Seeing an opportunity to make a difference, California-based SafeView, Inc. tapped into Pacific Northwest National Laboratory’s intellectual property base to create a revolutionary security system. Leveraging a government-funded development using millimeter wave technology, Safeview invented an imaging system for screening individuals in crowded environments where terrorists typically try to carry out their deadly work.

PNNL’s millimeter wave technology was designed to rapidly identify hidden weapons, explosives and other contraband—even plastic, ceramic and other non-metallic weapons—through clothing. Originally developed in the 70s as a nondestructive evaluation technology for nuclear reactors, millimeter wave technology caught the attention of the FAA, which saw the technology's potential for scanning people passing through airports; the FAA began funding research in 1989.

As one of the first licensees of the technology, SafeView created a holographic imaging system, called the SafeScout, which looks much like a conventional metal detector. The scanner projects ultrahigh frequency, low-powered radio waves onto the front and back of the person being screened. These waves—known as millimeter or centimeter waves because they have wavelengths of about one centimeter—penetrate clothing and bounce off the person and the items he or she may be carrying. A sensor array captures the reflected waves and sends the information to a high-speed image-processing computer.

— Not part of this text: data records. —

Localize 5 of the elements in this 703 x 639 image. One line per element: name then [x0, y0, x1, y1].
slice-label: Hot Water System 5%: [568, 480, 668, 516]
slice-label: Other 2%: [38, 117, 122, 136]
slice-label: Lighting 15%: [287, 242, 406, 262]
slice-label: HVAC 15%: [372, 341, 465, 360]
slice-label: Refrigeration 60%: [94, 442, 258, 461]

The computer analyzes the information and produces a high-resolution, three-dimensional or holographic image from the signals allowing an operator to see suspicious materials.

The SafeScout system is distinctly different from other surveillance systems that rely on metal detectors, X-ray imaging and in some cases, strip searches. Metal detectors cannot screen for plastic or ceramic weapons, plastic explosives or other non-metallic contraband, while X-ray imaging subjects people to potentially harmful ionizing radiation. Millimeter wave technology offers enormous potential for use in points of entry for mass transit systems, border crossings, military bases, and public arenas…making it the wave of future security.